Ich denke, genau das wird auf uns zukommen, dass mehr Menschen aufgrund der Klimakrise vor allem psychologische Unterstützung oder Angebote in Anspruch nehmen werden. Und da müssen wir uns dringend darauf vorbereiten. Es dauert jetzt schon sehr lange, einen Therapieplatz zu finden, vor allem für junge Leute.
Klimawandel geschieht schnell – Anpassung ist nicht möglich
Im Laufe der Evolution haben sich Menschen und Tiere weiterentwickelt und angepasst.
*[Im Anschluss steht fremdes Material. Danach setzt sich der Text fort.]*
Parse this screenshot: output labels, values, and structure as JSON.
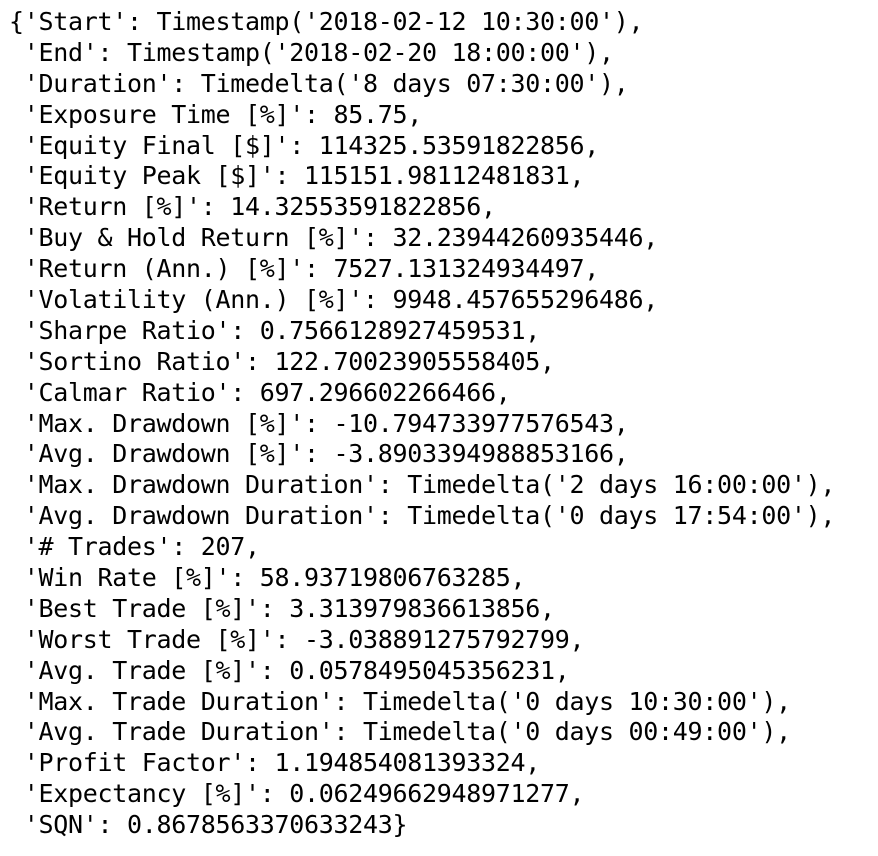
{
  "lines": [
    "{'Start': Timestamp('2018-02-12 10:30:00'),",
    " 'End': Timestamp('2018-02-20 18:00:00'),",
    " 'Duration': Timedelta('8 days 07:30:00'),",
    " 'Exposure Time [%]': 85.75,",
    " 'Equity Final [$]': 114325.53591822856,",
    " 'Equity Peak [$]': 115151.98112481831,",
    " 'Return [%]': 14.32553591822856,",
    " 'Buy & Hold Return [%]': 32.23944260935446,",
    " 'Return (Ann.) [%]': 7527.131324934497,",
    " 'Volatility (Ann.) [%]': 9948.457655296486,",
    " 'Sharpe Ratio': 0.7566128927459531,",
    " 'Sortino Ratio': 122.70023905558405,",
    " 'Calmar Ratio': 697.296602266466,",
    " 'Max. Drawdown [%]': -10.794733977576543,",
    " 'Avg. Drawdown [%]': -3.8903394988853166,",
    " 'Max. Drawdown Duration': Timedelta('2 days 16:00:00'),",
    " 'Avg. Drawdown Duration': Timedelta('0 days 17:54:00'),",
    " '# Trades': 207,",
    " 'Win Rate [%]': 58.93719806763285,",
    " 'Best Trade [%]': 3.313979836613856,",
    " 'Worst Trade [%]': -3.038891275792799,",
    " 'Avg. Trade [%]': 0.0578495045356231,",
    " 'Max. Trade Duration': Timedelta('0 days 10:30:00'),",
    " 'Avg. Trade Duration': Timedelta('0 days 00:49:00'),",
    " 'Profit Factor': 1.194854081393324,",
    " 'Expectancy [%]': 0.06249662948971277,",
    " 'SQN': 0.8678563370633243}"
  ]
}
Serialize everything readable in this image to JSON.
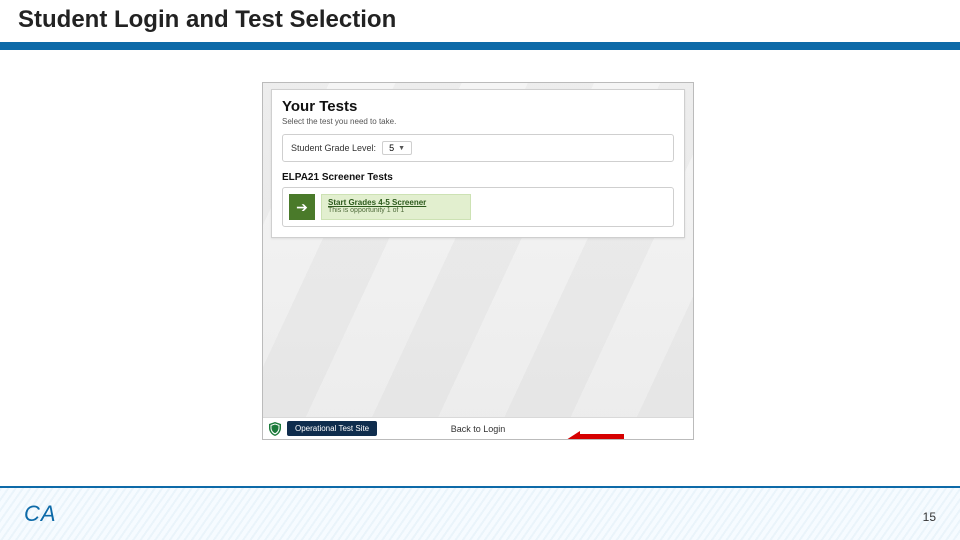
{
  "slide": {
    "title": "Student Login and Test Selection",
    "page_number": "15",
    "logo_text": "CA"
  },
  "app": {
    "card_title": "Your Tests",
    "card_subtitle": "Select the test you need to take.",
    "grade_label": "Student Grade Level:",
    "grade_value": "5",
    "section_title": "ELPA21 Screener Tests",
    "test": {
      "link_text": "Start Grades 4-5 Screener",
      "meta_text": "This is opportunity 1 of 1"
    },
    "footer": {
      "site_label": "Operational Test Site",
      "back_label": "Back to Login"
    }
  }
}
Ist das denn nicht auch denkbar mit der Klimaerwärmung?
Evolution gab es natürlich immer und das Klima hat sich auch immer verändert. Es gibt Arten, die besonders anpassungsfähig sind, zum Beispiel Raben oder Ratten. Sehr spezifische Arten hingegen werden bestraft, wenn das Klima sich verändert, und sterben womöglich aus. Das Ding ist, dass Evolution über einen sehr, sehr langen Zeitraum passiert. Das ist eine Anpassung, die nicht innerhalb einer Generation erfolgen kann.
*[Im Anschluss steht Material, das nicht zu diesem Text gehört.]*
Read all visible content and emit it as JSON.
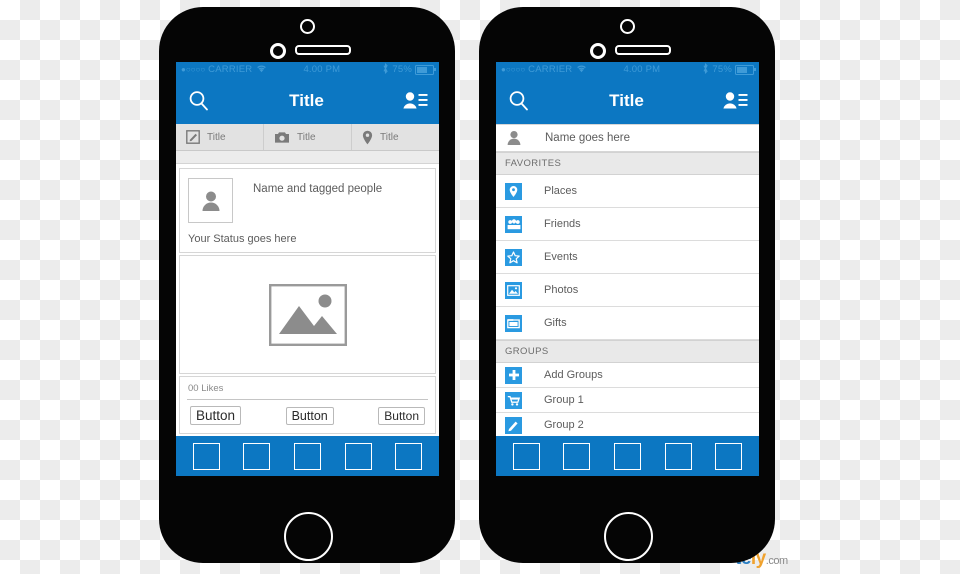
{
  "status_bar": {
    "dots": "●○○○○",
    "carrier": "CARRIER",
    "wifi_icon": "wifi-icon",
    "time": "4.00 PM",
    "bluetooth_icon": "bluetooth-icon",
    "battery_percent": "75%",
    "battery_icon": "battery-icon"
  },
  "colors": {
    "primary_blue": "#0c77c2",
    "status_text_blue": "#3f9bd8",
    "icon_blue": "#2a9ae1",
    "frame_black": "#050505",
    "text_gray": "#5c5c5c"
  },
  "left_phone": {
    "navbar": {
      "search_icon": "search-icon",
      "title": "Title",
      "contacts_icon": "contacts-icon"
    },
    "tabs": [
      {
        "icon": "compose-icon",
        "label": "Title"
      },
      {
        "icon": "camera-icon",
        "label": "Title"
      },
      {
        "icon": "location-icon",
        "label": "Title"
      }
    ],
    "post": {
      "avatar_icon": "person-avatar-icon",
      "name": "Name and tagged people",
      "status": "Your Status goes here",
      "photo_placeholder_icon": "image-placeholder-icon"
    },
    "likes": {
      "count_text": "00 Likes",
      "buttons": [
        "Button",
        "Button",
        "Button"
      ]
    },
    "bottom_tabs": [
      "tab-square-1",
      "tab-square-2",
      "tab-square-3",
      "tab-square-4",
      "tab-square-5"
    ]
  },
  "right_phone": {
    "navbar": {
      "search_icon": "search-icon",
      "title": "Title",
      "contacts_icon": "contacts-icon"
    },
    "profile": {
      "avatar_icon": "person-avatar-icon",
      "name": "Name goes here"
    },
    "sections": [
      {
        "header": "FAVORITES",
        "items": [
          {
            "icon": "location-pin-icon",
            "label": "Places"
          },
          {
            "icon": "friends-icon",
            "label": "Friends"
          },
          {
            "icon": "star-icon",
            "label": "Events"
          },
          {
            "icon": "photo-icon",
            "label": "Photos"
          },
          {
            "icon": "folder-icon",
            "label": "Gifts"
          }
        ]
      },
      {
        "header": "GROUPS",
        "items": [
          {
            "icon": "plus-icon",
            "label": "Add Groups"
          },
          {
            "icon": "cart-icon",
            "label": "Group 1"
          },
          {
            "icon": "pencil-icon",
            "label": "Group 2"
          }
        ]
      }
    ],
    "bottom_tabs": [
      "tab-square-1",
      "tab-square-2",
      "tab-square-3",
      "tab-square-4",
      "tab-square-5"
    ]
  },
  "watermark": {
    "part_a": "te",
    "part_b": "ly",
    "part_c": ".com"
  }
}
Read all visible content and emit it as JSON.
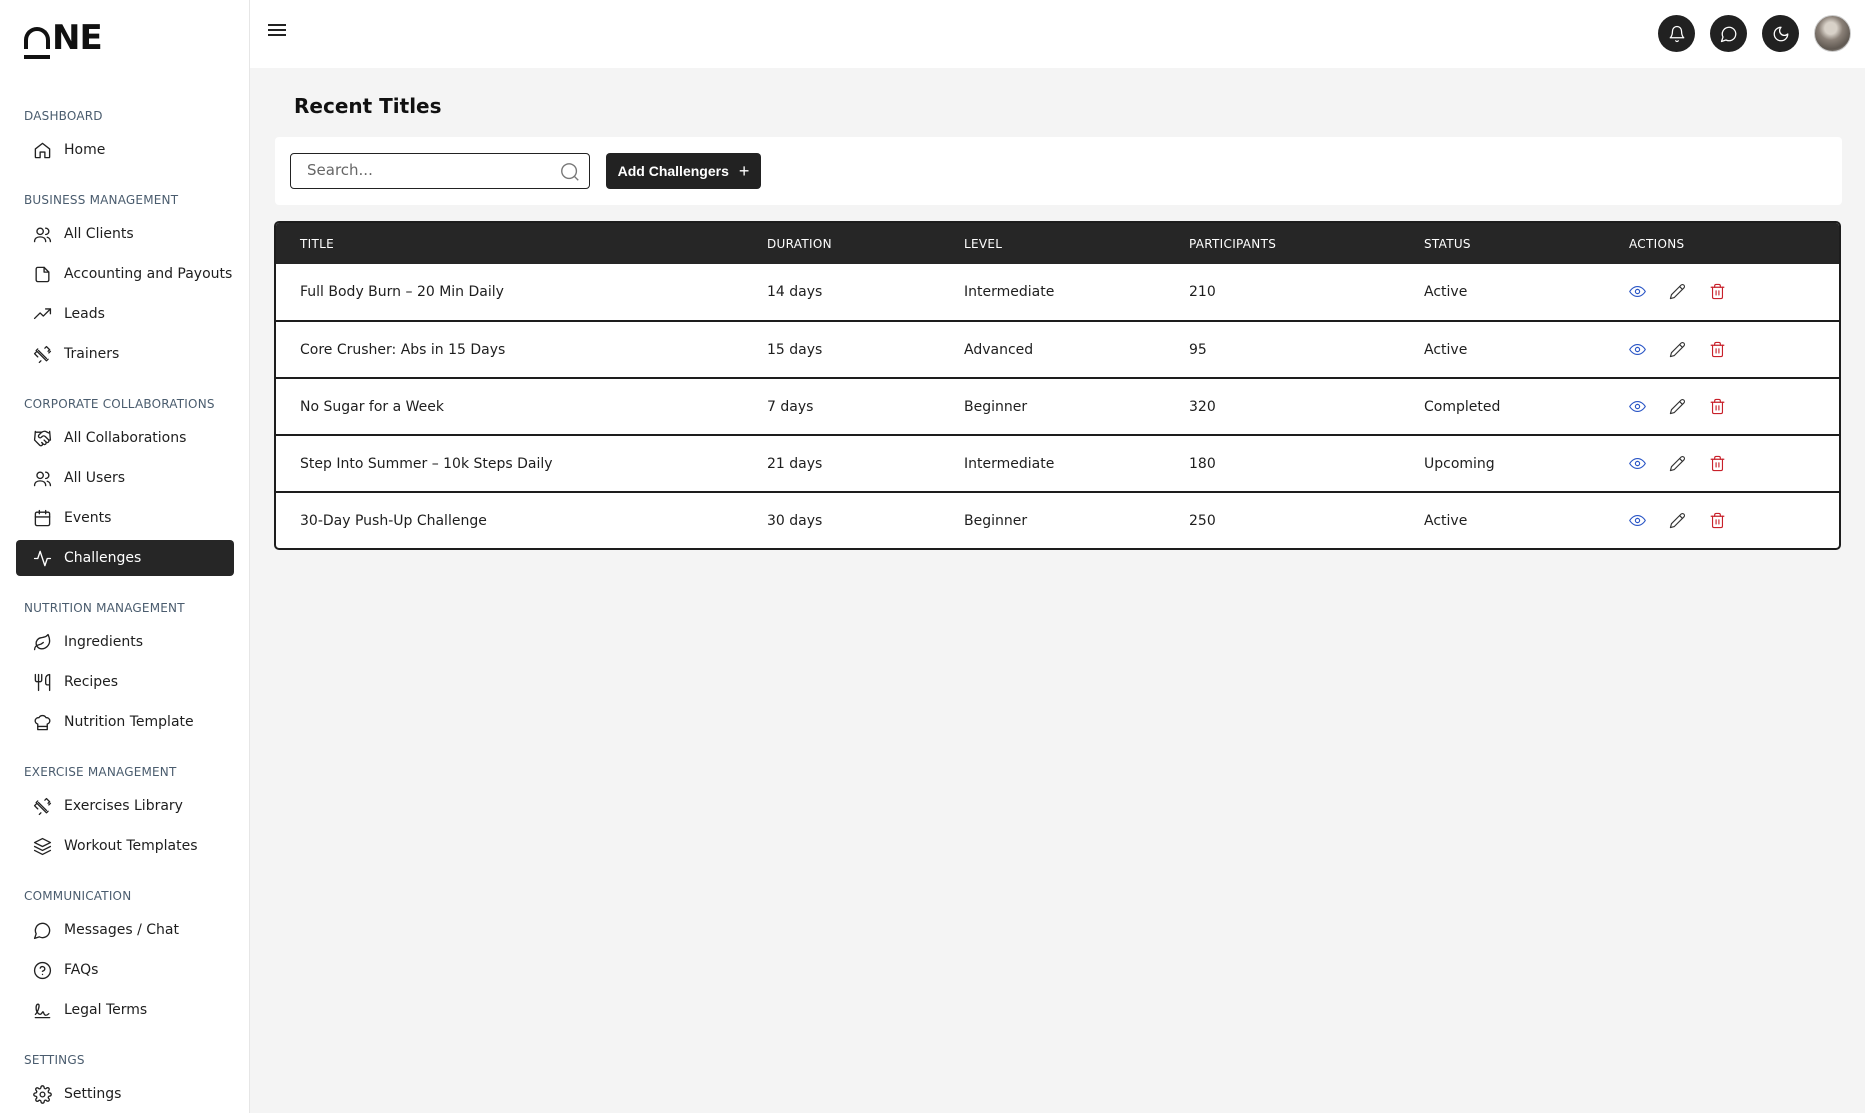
{
  "brand": {
    "logo_text": "NE"
  },
  "sidebar": {
    "sections": [
      {
        "title": "DASHBOARD",
        "items": [
          {
            "label": "Home",
            "icon": "home-icon"
          }
        ]
      },
      {
        "title": "BUSINESS MANAGEMENT",
        "items": [
          {
            "label": "All Clients",
            "icon": "users-icon"
          },
          {
            "label": "Accounting and Payouts",
            "icon": "file-icon"
          },
          {
            "label": "Leads",
            "icon": "trending-up-icon"
          },
          {
            "label": "Trainers",
            "icon": "dumbbell-icon"
          }
        ]
      },
      {
        "title": "CORPORATE COLLABORATIONS",
        "items": [
          {
            "label": "All Collaborations",
            "icon": "handshake-icon"
          },
          {
            "label": "All Users",
            "icon": "users-icon"
          },
          {
            "label": "Events",
            "icon": "calendar-icon"
          },
          {
            "label": "Challenges",
            "icon": "activity-icon",
            "active": true
          }
        ]
      },
      {
        "title": "NUTRITION MANAGEMENT",
        "items": [
          {
            "label": "Ingredients",
            "icon": "leaf-icon"
          },
          {
            "label": "Recipes",
            "icon": "utensils-icon"
          },
          {
            "label": "Nutrition Template",
            "icon": "chef-hat-icon"
          }
        ]
      },
      {
        "title": "EXERCISE MANAGEMENT",
        "items": [
          {
            "label": "Exercises Library",
            "icon": "dumbbell-icon"
          },
          {
            "label": "Workout Templates",
            "icon": "layers-icon"
          }
        ]
      },
      {
        "title": "COMMUNICATION",
        "items": [
          {
            "label": "Messages / Chat",
            "icon": "message-circle-icon"
          },
          {
            "label": "FAQs",
            "icon": "help-circle-icon"
          },
          {
            "label": "Legal Terms",
            "icon": "signature-icon"
          }
        ]
      },
      {
        "title": "SETTINGS",
        "items": [
          {
            "label": "Settings",
            "icon": "settings-icon"
          }
        ]
      }
    ]
  },
  "topbar": {
    "icons": [
      "bell-icon",
      "message-circle-icon",
      "moon-icon"
    ]
  },
  "main": {
    "title": "Recent Titles",
    "search": {
      "placeholder": "Search...",
      "value": ""
    },
    "add_button": {
      "label": "Add Challengers",
      "icon": "plus-icon"
    },
    "table": {
      "columns": [
        "TITLE",
        "DURATION",
        "LEVEL",
        "PARTICIPANTS",
        "STATUS",
        "ACTIONS"
      ],
      "rows": [
        {
          "title": "Full Body Burn – 20 Min Daily",
          "duration": "14 days",
          "level": "Intermediate",
          "participants": "210",
          "status": "Active"
        },
        {
          "title": "Core Crusher: Abs in 15 Days",
          "duration": "15 days",
          "level": "Advanced",
          "participants": "95",
          "status": "Active"
        },
        {
          "title": "No Sugar for a Week",
          "duration": "7 days",
          "level": "Beginner",
          "participants": "320",
          "status": "Completed"
        },
        {
          "title": "Step Into Summer – 10k Steps Daily",
          "duration": "21 days",
          "level": "Intermediate",
          "participants": "180",
          "status": "Upcoming"
        },
        {
          "title": "30-Day Push-Up Challenge",
          "duration": "30 days",
          "level": "Beginner",
          "participants": "250",
          "status": "Active"
        }
      ],
      "row_actions": [
        "eye-icon",
        "pencil-icon",
        "trash-icon"
      ]
    }
  },
  "colors": {
    "accent_dark": "#262626",
    "view_icon": "#2a56c6",
    "delete_icon": "#c8202a",
    "background": "#f4f4f4"
  }
}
Wir können uns also gar nicht so schnell an eine Klimaveränderung anpassen, das müsste über viele Generationen erfolgen – wahrscheinlich über Tausende oder Millionen von Jahren. Aber die Veränderung des Klimas, die wir jetzt gerade sehen, passiert in einer Geschwindigkeit, die in der Erdgeschichte noch nicht vorgekommen ist. Die Veränderung des Klimas passiert mittlerweile innerhalb eines Menschenlebens. Und da kann keine Anpassung stattfinden.
Menschen leben weltweit jedoch in den verschiedensten Regionen …
Natürlich, wir können in Gegenden leben, in denen es -10 Grad hat oder in Regionen, in denen es im Schnitt 30 Grad warm ist. Aber ab einem gewissen Level ist das Limit unseres Gehirns erreicht. Unser Gehirn läuft auf einer Temperatur von ungefähr 37 bis 38 Grad. Wenn unser Gehirn heißer wird, wird es träge. Und wenn unser Gehirn eine Temperatur von 42 Grad erreicht hat, sterben wir. Das kennen wir alle vom Fieber.
Deswegen: Man kann sich ein bisschen an Hitze gewöhnen, wenn man zum Beispiel in ein heißeres Land zieht. Aber das, was die Klimakrise mit sich bringt, ist nicht etwas, an das wir uns anpassen könnten.
Sie hatten bereits gesagt, man sollte sich auf die steigenden Temperaturen vorbereiten. Unter anderem schlagen Sie kühle Räume vor, in denen Menschen an heißen Tagen Zuflucht finden. Was wäre noch nötig im Gesundheitsbereich?
Ganz besonders wichtig ist es, Pflegeheime vorzubereiten, da ältere Menschen häufig am meisten unter der Hitze leiden. Darum sollten Heime gut isoliert werden. Bei älteren Menschen, die alleine leben, sollte man ein Bewusstsein für die Gefahren schaffen – auch bei denjenigen, die sich um ältere Angehörige kümmern.
Was wir alle öfter machen sollten, um Stress zu verringern und uns wohlzufühlen, ist ein Waldspaziergang. Der fördert auch die kognitiven Fähigkeiten. In der Stadt bleiben stressregulierende Effekte aus. Deswegen sind Personen in Städten besonders davon betroffen, wenn wir Biodiversität verlieren, etwa wenn Parks Parkhäusern weichen müssen. Deshalb sollte man auch schauen, genug Grünflächen in Städten beizubehalten und zu schaffen.
Noch ein letzter Appell?
Noch können wir etwas machen – aber das Zeitfenster schließt sich schnell. Als Privatperson regional einzukaufen, weniger Fleisch zu essen und weniger zu fliegen, reicht leider nicht aus, um die Krise abzuwenden. Die Änderung muss auf einem gesamtgesellschaftlichen politischen Level stattfinden, wir brauchen strukturelle Änderungen.
Über die Gesprächspartnerin:
- Dorothea Metzen ist Doktorandin am Lehrstuhl für Biopsychologie an der Ruhr-Universität Bochum. In Ihrer Doktorarbeit beschäftigt sie sich mit den neurogenetischen Grundlagen von Intelligenz. Mit Prof. Dr. Sebastian Ocklenburg hat sie das Buch "Die Psychologie und Neurowissenschaft der Klimakrise" verfasst.